McKinney, who retired from the LCSO at the rank of major, is seeking office due to what he calls “unethical” standards with leadership.
“If they want a sheriff that is concerned about the people, and not self-serving interests, then I’m their person,” he said. “I have been in police work for well over 34 years and been in government for over 40. I’ve worked in multiple capacities with LCSO over the years.”
McKinney said the first thing he would do as sheriff is “to restore integrity.”
Planks of his platform include: to enforce professional police standards by example and by enforcement, eliminate “reckless” and “self-serving” expenditures and to establish a pay grade system and promotional system that draws the most qualified candidates and creates better retention. He hopes to improve communications and working environments with employees, the media and the community.
Qualls, now a life-coach after a 21-year law enforcement career, is hoping to take his profession and ingrain those practices into the office.
“I believe the life-coaching concept would be perfect for law enforcement,” Qualls said. “I help people change their negative thoughts and turn them into something positive.
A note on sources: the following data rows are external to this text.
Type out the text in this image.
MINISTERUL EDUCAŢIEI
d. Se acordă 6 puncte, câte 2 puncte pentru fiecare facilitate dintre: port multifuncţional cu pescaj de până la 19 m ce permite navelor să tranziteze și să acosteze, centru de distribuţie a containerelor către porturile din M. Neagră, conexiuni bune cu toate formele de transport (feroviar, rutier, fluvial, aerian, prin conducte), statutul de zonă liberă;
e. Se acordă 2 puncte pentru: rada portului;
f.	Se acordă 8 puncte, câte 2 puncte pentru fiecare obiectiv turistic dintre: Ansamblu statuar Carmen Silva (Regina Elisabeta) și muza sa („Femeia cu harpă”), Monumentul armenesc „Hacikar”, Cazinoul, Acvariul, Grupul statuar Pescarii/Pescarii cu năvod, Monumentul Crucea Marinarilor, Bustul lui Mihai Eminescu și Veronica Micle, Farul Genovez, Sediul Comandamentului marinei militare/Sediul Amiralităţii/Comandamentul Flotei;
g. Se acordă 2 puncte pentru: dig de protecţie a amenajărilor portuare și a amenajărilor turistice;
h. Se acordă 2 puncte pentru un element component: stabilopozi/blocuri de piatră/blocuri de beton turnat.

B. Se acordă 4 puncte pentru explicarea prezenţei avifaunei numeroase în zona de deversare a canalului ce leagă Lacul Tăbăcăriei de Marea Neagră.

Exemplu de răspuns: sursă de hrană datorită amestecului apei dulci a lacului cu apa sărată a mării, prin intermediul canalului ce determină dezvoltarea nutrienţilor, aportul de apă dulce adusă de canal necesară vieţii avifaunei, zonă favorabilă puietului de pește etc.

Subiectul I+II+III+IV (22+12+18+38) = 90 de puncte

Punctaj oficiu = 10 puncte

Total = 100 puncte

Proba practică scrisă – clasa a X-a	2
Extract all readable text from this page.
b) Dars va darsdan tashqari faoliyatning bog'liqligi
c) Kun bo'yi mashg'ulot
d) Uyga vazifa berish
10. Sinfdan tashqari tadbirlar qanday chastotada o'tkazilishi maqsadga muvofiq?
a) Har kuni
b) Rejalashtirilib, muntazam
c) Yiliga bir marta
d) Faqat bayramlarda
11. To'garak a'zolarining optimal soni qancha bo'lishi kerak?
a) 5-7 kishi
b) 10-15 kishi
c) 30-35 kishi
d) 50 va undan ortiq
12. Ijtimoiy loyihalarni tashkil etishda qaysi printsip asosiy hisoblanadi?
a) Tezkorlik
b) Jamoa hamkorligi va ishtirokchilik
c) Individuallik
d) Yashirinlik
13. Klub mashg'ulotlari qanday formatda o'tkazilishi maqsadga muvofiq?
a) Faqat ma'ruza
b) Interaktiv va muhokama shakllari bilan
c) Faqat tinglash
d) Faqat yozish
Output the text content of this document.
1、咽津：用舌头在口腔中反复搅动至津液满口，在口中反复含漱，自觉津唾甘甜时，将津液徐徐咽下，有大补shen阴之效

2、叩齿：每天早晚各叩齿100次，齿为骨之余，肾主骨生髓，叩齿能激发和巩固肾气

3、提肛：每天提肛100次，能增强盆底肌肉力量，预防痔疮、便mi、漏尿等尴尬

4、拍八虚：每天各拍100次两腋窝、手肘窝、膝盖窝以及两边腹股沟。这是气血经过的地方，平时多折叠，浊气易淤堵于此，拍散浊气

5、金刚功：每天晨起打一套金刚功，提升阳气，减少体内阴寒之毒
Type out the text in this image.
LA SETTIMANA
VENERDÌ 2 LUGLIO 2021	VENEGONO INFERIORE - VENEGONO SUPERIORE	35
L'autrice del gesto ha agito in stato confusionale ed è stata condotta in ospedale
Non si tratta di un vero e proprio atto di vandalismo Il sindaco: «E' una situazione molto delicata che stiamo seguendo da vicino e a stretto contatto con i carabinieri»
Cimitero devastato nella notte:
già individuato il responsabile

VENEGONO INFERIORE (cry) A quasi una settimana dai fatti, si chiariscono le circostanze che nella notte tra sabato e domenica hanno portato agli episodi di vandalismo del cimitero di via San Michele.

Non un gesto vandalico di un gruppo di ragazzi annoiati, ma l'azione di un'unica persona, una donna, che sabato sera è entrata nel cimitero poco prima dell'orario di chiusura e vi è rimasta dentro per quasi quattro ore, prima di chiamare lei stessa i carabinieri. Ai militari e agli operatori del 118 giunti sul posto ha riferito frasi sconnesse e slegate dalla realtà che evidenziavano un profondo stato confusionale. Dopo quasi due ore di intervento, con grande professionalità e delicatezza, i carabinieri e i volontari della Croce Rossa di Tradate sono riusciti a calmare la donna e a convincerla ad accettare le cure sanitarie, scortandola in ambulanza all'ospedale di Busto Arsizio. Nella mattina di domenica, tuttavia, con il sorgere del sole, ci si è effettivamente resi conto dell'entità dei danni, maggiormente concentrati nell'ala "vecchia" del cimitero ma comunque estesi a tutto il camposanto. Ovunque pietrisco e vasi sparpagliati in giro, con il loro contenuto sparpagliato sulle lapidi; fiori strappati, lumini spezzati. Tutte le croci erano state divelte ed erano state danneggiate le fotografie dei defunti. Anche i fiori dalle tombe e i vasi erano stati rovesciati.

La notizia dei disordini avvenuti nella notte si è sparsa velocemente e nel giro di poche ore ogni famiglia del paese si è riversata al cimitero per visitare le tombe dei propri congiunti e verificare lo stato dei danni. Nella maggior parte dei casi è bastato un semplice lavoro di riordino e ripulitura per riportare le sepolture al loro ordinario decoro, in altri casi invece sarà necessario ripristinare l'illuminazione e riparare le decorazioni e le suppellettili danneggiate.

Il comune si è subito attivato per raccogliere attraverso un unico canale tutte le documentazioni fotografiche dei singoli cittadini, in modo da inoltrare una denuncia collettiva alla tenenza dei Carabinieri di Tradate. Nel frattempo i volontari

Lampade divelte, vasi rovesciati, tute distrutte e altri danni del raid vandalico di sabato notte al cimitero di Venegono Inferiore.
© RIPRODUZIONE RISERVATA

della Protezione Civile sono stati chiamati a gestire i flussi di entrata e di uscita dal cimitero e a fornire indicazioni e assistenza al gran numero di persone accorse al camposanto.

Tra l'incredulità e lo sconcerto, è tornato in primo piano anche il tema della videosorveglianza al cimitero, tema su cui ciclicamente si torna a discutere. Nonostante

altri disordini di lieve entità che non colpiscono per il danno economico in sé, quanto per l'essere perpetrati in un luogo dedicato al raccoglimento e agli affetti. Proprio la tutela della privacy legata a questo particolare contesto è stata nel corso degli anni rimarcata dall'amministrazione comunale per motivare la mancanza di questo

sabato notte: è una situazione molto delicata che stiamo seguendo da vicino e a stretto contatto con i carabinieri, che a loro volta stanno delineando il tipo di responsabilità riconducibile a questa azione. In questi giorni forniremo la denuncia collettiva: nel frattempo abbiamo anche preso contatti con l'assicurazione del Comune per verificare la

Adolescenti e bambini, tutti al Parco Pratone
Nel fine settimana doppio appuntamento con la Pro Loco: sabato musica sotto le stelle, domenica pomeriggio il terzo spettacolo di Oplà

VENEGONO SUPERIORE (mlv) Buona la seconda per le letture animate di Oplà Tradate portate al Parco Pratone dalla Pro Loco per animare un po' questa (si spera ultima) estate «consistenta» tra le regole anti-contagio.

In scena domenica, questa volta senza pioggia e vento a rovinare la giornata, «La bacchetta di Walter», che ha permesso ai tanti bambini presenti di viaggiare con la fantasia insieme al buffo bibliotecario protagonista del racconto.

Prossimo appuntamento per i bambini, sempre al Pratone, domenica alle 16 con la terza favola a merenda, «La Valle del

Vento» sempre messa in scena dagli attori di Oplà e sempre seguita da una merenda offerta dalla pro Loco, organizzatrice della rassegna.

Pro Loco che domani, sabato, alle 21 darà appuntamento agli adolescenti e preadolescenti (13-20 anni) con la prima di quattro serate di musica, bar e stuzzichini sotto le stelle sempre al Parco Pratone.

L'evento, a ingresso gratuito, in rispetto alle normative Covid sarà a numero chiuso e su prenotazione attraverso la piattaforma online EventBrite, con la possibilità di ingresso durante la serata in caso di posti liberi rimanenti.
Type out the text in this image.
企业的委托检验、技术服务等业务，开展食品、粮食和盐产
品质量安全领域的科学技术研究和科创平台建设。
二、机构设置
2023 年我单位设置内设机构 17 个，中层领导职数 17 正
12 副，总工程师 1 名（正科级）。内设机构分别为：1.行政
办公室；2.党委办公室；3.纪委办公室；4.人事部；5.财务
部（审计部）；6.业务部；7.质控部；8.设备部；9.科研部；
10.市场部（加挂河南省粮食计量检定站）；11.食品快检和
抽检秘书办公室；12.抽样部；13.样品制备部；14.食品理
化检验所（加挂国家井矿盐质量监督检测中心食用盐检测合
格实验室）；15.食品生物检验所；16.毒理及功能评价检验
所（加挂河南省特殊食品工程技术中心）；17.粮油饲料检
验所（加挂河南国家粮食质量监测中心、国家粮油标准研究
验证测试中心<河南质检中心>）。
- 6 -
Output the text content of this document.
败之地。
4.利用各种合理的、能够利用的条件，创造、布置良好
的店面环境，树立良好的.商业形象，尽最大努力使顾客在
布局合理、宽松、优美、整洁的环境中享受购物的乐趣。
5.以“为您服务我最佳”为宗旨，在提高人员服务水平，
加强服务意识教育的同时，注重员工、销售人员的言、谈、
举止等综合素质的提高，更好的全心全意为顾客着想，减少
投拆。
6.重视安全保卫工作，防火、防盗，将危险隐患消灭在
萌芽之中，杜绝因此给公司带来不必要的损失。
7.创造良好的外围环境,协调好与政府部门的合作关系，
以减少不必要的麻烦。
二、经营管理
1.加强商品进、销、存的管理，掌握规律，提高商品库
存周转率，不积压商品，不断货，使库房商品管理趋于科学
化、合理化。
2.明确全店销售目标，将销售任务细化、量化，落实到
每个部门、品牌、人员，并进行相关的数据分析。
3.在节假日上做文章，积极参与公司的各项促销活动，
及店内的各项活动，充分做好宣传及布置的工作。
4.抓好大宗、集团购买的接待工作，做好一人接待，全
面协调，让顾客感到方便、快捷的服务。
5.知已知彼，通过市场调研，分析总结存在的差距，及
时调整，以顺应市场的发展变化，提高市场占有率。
I try to look for their strengths and build upon those. I want to have all of the deputies and corrections officers get certified as life coaches and I want to have a life coaching program in the jail for the inmates.”
Qualls would also like to see a mentor program for kids and a “crime prevention committee” made up of those with first-hand knowledge of the criminal mind, including former criminals.
“I believe they have the knowledge in their mind of why crimes are committed and what to look for,” he said.
Qualls also advocates for deputies and corrections officers to be in-shape and will create a mandatory fitness test and drug program.